Breaking the cycle of bad driving

In response to James Roberts’ “Lessons in bad driving”, (Letterbox May 24). I wholeheartedly agree that there is a serious problem with people failing to obey the rules of the road.

As someone who spends up to 50 hours a week on the roads in this area, I see more examples of bad driving than most, but I would disagree that the driving test is to blame.

As you’ll discover if you ask anybody who’s recently taken one, today’s driving test is the toughest it’s ever been by a long chalk.

The problem lies with drivers who have the attitude that they can drive as they please because they have passed their driving test X years ago and although they know what they are doing is wrong, they are unlikely to get caught.

In addition to the points James made, smoking in workplace vehicles and using handheld mobiles are two other offences that I see every single day at least half a dozen times.

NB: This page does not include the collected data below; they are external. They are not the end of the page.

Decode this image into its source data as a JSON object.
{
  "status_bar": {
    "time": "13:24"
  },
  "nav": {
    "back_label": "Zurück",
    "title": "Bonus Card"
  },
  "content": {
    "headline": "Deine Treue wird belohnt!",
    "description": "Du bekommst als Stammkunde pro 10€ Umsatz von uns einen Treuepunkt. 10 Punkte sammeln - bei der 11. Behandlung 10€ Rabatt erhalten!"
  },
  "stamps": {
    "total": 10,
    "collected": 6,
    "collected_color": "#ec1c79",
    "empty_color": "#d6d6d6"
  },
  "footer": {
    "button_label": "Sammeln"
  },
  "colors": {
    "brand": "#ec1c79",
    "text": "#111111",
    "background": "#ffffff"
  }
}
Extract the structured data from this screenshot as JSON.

But what is the point in having laws, when there is nobody out there catching and punishing transgressors? You only have to look in this newspaper’s court report to see how few people are caught. Perhaps one or two a week in the whole of North Kirklees. One week’s driving convictions reads like what I see in one hour of my working day!

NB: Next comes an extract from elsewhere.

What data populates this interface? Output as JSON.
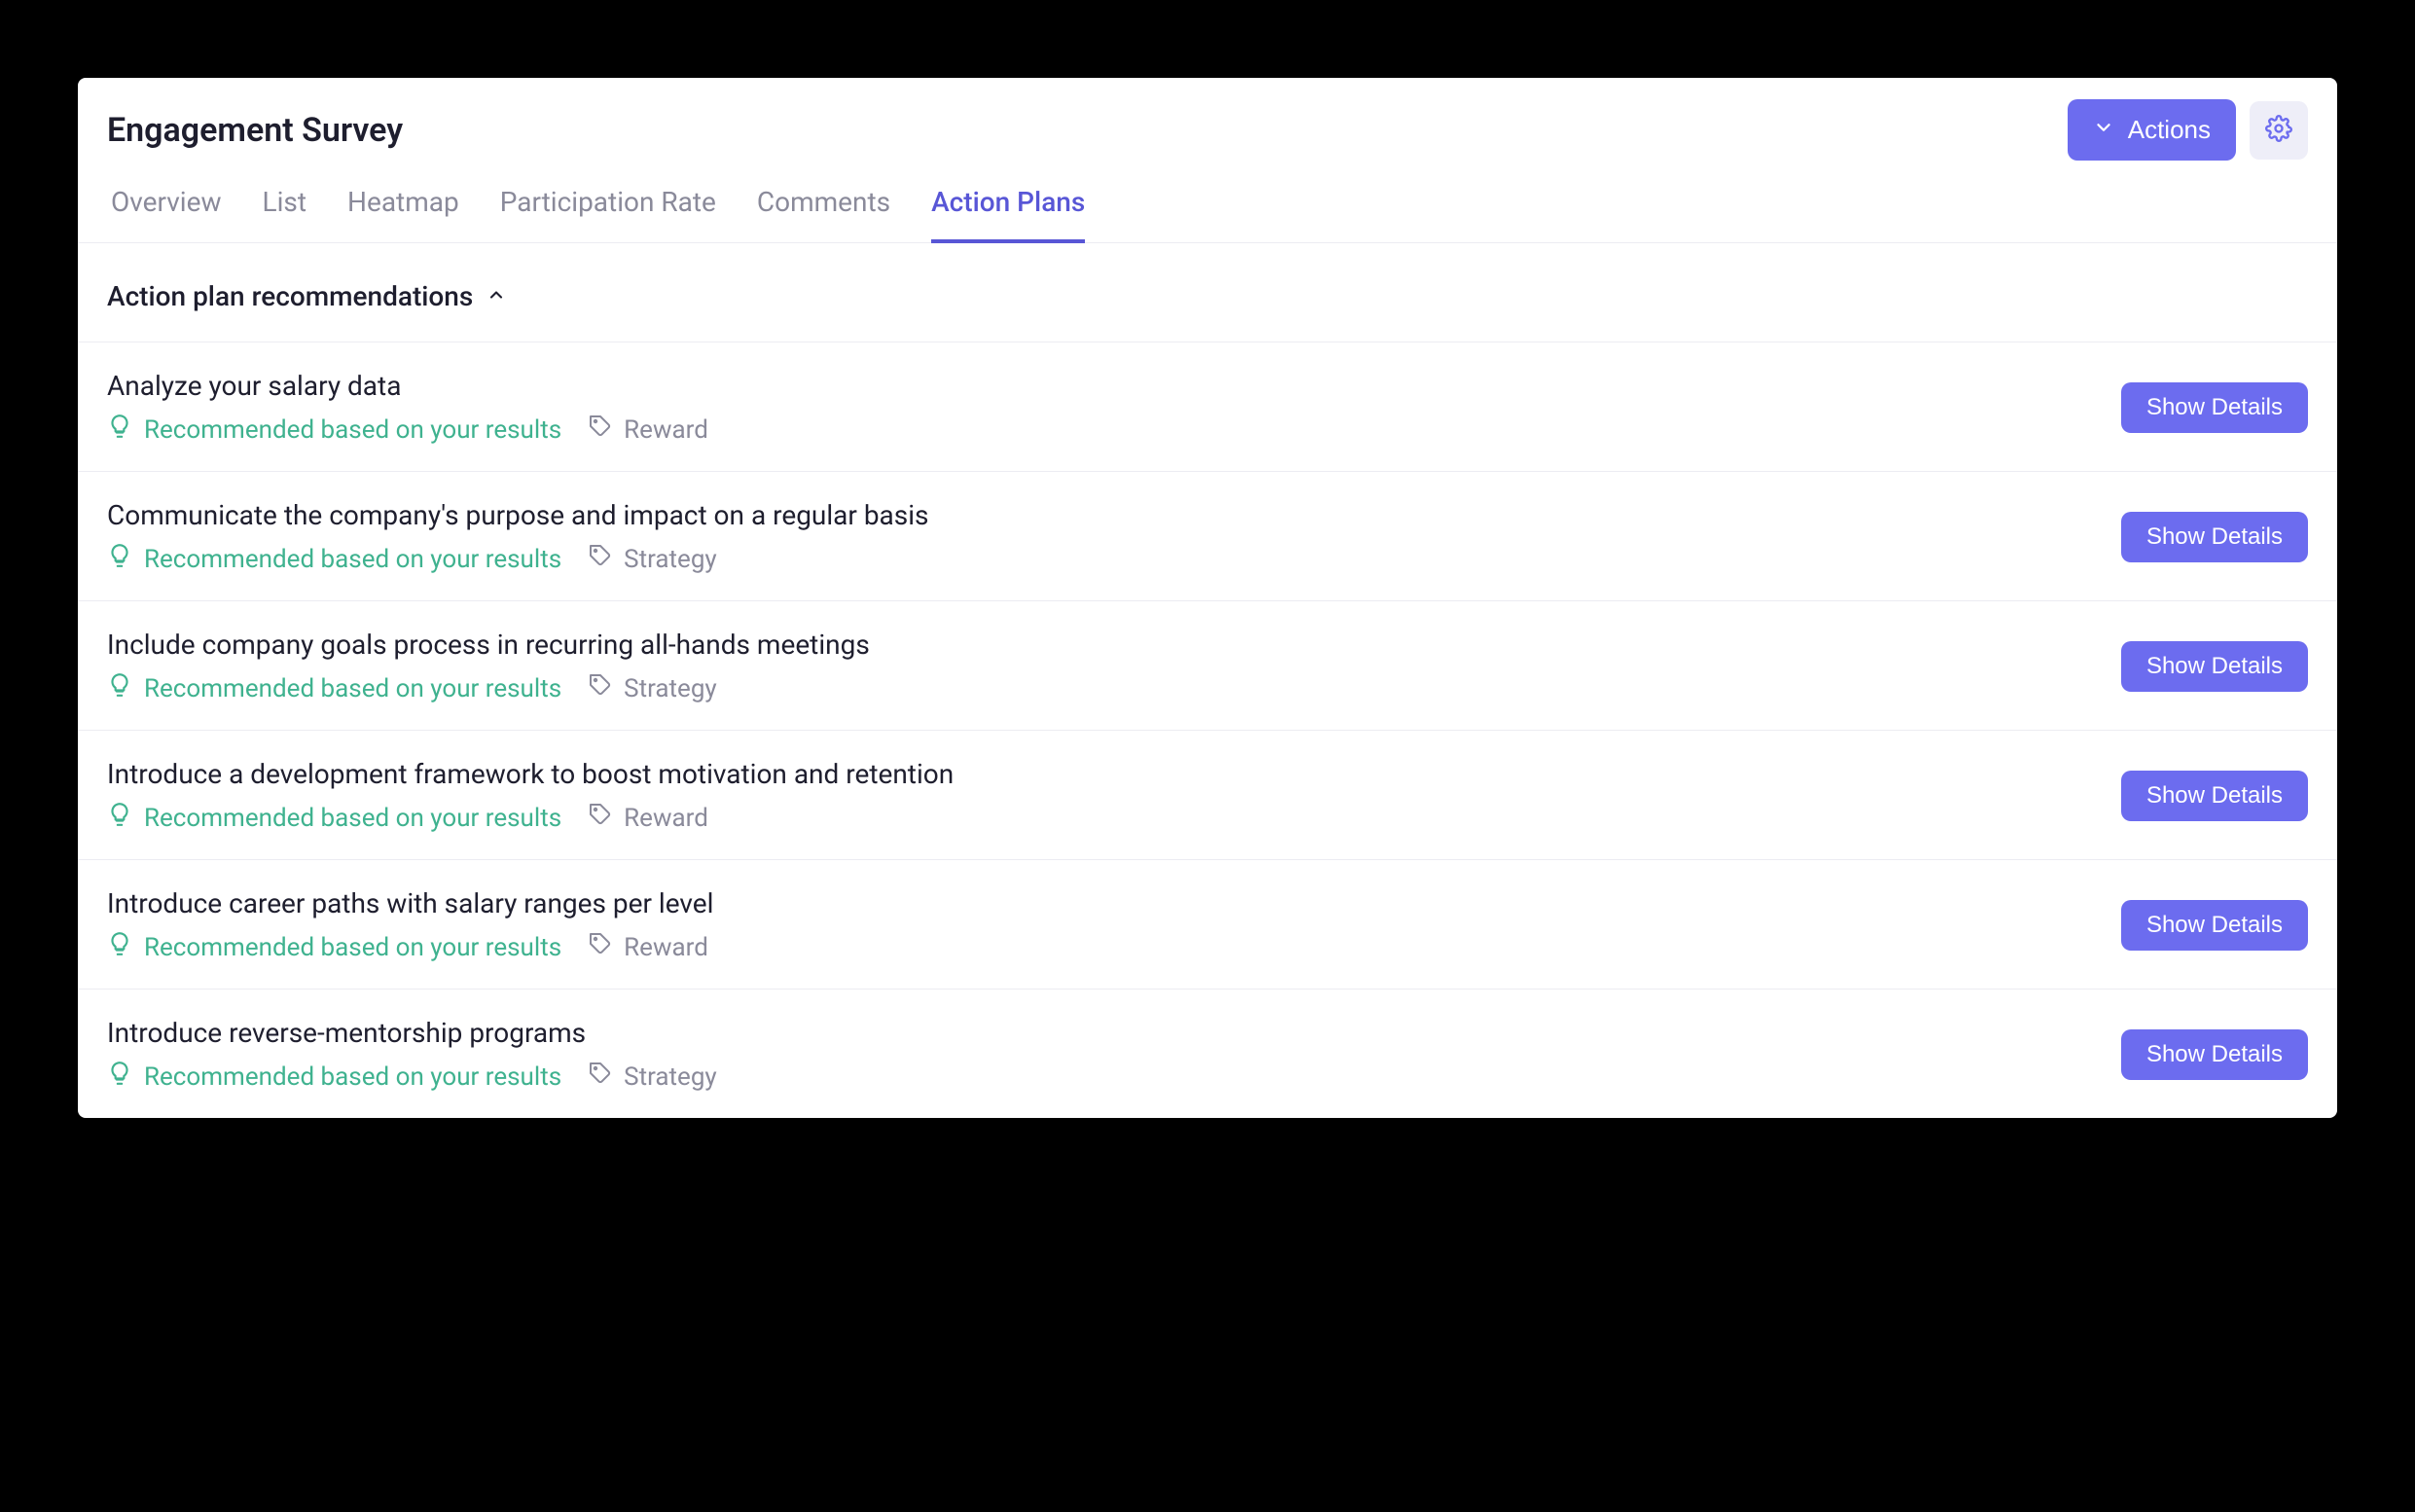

But when the police do crack down, people start bleating about ‘entrapment’ and ‘criminalising hard-working people’. Personally, I don’t get what is so hard about learning a set of rules, sticking to them and being punished when you break them.

But who am I to criticise? I’m just the one who has to convince the next generation to do as they are taught, not what they see others do.

Rob Hilliam

AA Driving Instructor, North Kirklees.